Peter Jesserer Smith, writing for the National Catholic Register, reports that 100 out of 195 American dioceses have adopted the Common Core National standards for K-12 education in their Catholic schools. Debate over this most recent educationalist fad is heated, the division stark, and in essence revolves around a simple question: is the Catholic heritage in itself sufficient for educating our children in the modern world?
The answer to this question often proceeds in typically modern fashion, by looking at the current society and planning education backwards in light of that “real world” that our children need to be prepared for. Not only is this method of answering the question not Catholic, as opponents of Common Core would argue, but it is also not actually realistic, humane, practical, or truly formative.
St. John Henry Newman would have us answer the question with a different method, one that is centered on the “real world” of the child, and his or her capacities as a human being made in the image and likeness of God. To reduce the “real world” to a socially engineered educational program based on the current make-up of society and politics ignores this deeper “real world” of children and humanity. It also fails by its own standards, since it is not in fact based in true reality. Ever since John Dewey championed this kind of educational thinking in the early 20th century, his system has been doomed to a fatal flaw: the current “real world” of society and politics is inherently unstable, constantly changing, and therefore a curriculum based on it will likewise become unstable, prey to fads and fashions, always shifting and never centered on anything of lasting value, and ultimately damaging to the young minds it claims to serve.
Newman’s starting point is not “what is of practical value in today’s world,” but “what is true,” “what is good for the child’s mind, his or her human nature,” and “how can the child’s mind be opened to the beauty of God’s creation?”
In pursuing these questions, Newman lays out very important first principles in the Idea of a University, to which the reader is heartily commended. Here are some of his most important points relevant to this discussion of younger children:
- Knowledge is its own good. To seek knowledge is self-justifying, it is intrinsically good, and does not need some other value or practical application for its justification although these may arise in their turn.
- All knowledge is connected. Knowing about God’s good creation means understanding “facts and their relations.” To know one part of the created order leads one on to other parts, and to a bit of the whole.
- Since God is the Supreme Being, All-good, All-knowing, Eternal, Perfect, Love, etc., study of God – Theology – is at the center, is the glue, of all knowledge. If knowledge of God is left out of a curriculum, all other disciplines of knowing, physics, history, math, poetry, etc., will be damaged and diminished. The Creator must be at the center of learning about his creation, and study of Him is essentially connected to study of everything else. Interestingly, Newman thinks this is true in a purely Natural sense, and that even secular schools should require Natural Theology, or at least study of Christian history.
- The Catholic Church is the ultimate and sole authority of Catholic education; it is not sufficient for a Catholic school to only teach Catholic truth; but to truly be Catholic, a Catholic school must be actively guided by the living apostolic authority of the Church, and to let her spirit animate every part of what it does. (cf.
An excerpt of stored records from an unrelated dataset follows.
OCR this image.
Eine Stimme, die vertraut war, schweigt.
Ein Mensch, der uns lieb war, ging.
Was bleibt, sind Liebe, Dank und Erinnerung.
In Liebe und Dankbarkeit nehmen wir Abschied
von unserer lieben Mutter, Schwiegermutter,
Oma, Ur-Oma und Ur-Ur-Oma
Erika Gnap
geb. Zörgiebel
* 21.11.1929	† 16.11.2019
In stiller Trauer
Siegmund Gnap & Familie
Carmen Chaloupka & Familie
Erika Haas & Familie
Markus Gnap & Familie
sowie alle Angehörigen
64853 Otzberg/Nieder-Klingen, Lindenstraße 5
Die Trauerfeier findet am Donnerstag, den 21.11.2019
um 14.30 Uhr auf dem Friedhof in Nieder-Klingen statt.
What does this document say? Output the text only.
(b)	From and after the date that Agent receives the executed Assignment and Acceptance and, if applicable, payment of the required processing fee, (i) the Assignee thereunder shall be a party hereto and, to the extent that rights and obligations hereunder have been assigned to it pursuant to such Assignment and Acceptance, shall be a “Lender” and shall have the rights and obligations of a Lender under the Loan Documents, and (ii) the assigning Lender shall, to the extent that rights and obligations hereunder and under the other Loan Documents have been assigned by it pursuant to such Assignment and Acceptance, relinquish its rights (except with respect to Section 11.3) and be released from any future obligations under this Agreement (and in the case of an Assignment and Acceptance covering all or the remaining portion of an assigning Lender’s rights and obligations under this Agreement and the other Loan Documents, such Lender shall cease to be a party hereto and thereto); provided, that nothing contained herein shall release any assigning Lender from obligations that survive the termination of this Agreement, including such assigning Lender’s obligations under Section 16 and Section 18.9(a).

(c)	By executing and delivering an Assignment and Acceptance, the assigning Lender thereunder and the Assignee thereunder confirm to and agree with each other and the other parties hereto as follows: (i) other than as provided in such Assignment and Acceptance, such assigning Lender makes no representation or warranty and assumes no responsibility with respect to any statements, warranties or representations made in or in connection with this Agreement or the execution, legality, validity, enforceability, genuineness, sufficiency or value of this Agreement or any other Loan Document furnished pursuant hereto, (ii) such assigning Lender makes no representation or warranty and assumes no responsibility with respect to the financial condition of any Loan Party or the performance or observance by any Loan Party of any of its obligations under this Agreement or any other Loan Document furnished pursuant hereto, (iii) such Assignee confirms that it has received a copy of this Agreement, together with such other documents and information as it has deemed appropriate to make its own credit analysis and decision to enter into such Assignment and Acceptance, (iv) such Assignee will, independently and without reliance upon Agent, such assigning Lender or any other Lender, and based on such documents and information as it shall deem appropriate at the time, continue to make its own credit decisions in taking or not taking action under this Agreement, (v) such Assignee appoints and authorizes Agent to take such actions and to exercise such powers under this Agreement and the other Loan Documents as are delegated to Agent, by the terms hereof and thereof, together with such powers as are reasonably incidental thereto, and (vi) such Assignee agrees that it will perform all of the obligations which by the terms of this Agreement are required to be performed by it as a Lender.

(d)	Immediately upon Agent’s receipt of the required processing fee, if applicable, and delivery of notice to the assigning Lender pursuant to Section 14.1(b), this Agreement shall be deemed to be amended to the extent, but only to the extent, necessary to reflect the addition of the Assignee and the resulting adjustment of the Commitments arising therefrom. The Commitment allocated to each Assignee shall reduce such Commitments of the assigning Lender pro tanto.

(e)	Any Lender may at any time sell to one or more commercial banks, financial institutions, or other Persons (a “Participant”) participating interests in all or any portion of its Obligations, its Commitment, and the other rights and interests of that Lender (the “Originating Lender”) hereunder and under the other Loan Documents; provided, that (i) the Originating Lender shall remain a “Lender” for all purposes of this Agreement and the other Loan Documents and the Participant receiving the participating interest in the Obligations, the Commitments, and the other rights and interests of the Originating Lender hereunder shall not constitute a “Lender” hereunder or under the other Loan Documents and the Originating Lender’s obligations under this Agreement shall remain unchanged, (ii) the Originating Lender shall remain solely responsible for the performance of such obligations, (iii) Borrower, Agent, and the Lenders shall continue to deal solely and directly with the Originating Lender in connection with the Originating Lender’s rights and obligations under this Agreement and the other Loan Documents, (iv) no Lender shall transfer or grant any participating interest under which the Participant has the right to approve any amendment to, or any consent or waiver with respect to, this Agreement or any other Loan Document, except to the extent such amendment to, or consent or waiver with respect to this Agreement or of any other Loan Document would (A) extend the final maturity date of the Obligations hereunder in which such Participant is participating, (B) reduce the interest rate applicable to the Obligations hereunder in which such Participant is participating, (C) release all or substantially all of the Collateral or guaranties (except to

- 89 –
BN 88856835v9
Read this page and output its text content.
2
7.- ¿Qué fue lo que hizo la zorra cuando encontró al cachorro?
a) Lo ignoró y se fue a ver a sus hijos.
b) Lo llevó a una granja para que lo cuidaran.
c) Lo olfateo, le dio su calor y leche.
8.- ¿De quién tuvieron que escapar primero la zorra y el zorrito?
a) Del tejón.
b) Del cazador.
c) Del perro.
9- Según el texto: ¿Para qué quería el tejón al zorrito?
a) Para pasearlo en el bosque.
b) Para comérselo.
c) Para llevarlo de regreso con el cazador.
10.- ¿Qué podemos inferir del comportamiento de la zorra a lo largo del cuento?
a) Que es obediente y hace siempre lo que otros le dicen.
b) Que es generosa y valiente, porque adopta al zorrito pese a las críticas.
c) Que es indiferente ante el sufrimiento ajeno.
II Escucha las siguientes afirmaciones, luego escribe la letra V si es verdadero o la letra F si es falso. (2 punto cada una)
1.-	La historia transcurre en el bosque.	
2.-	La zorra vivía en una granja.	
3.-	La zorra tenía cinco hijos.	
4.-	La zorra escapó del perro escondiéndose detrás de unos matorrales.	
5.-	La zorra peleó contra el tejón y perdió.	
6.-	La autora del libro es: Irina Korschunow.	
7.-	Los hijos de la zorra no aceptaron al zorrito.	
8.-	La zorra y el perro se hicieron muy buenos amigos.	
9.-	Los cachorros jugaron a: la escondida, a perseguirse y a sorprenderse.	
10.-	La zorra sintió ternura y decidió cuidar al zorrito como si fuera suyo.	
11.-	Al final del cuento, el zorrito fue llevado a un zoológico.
Ex Corde Ecclesia, St. Pope John Paul II)
- Liberal education, by which Newman means “cultivation of mind” or acquiring a “philosophical habit of mind;” in other words, learning how to think, requires formation of the whole mind, not just parts of the mind that might be of pragmatic service to some temporal authority. This is why, for example, many even in the secular world are arguing that sciences and humanities should be valued equally.
This might seem like a tall order for our day. The solution is challenging, but in philosophical terms, simple: cultivate well-formed students with sharp minds, through the personal influence of well-formed instructors. Perhaps the Common Core or other systems for government standards seem attractive because we lack good examples of excellent instructors and engaged students, and out of a sense of hopelessness think we are better off having government machinery do the work for us. Big Government standards appear comprehensive on paper and feel easier, as if a lot of hard-work has already been done.
The real substance of education is much more challenging, and much better: a highly knowledgeable instructor, with an attentive eye, warm spirit and personal presence, holds a student accountable for attaining real knowledge and understanding of the subject matter. This personal cultivation of a “discipline of mind” is not only our Catholic heritage, but is also in tune with human nature, the family, and is far more practical—it is the only education that really works.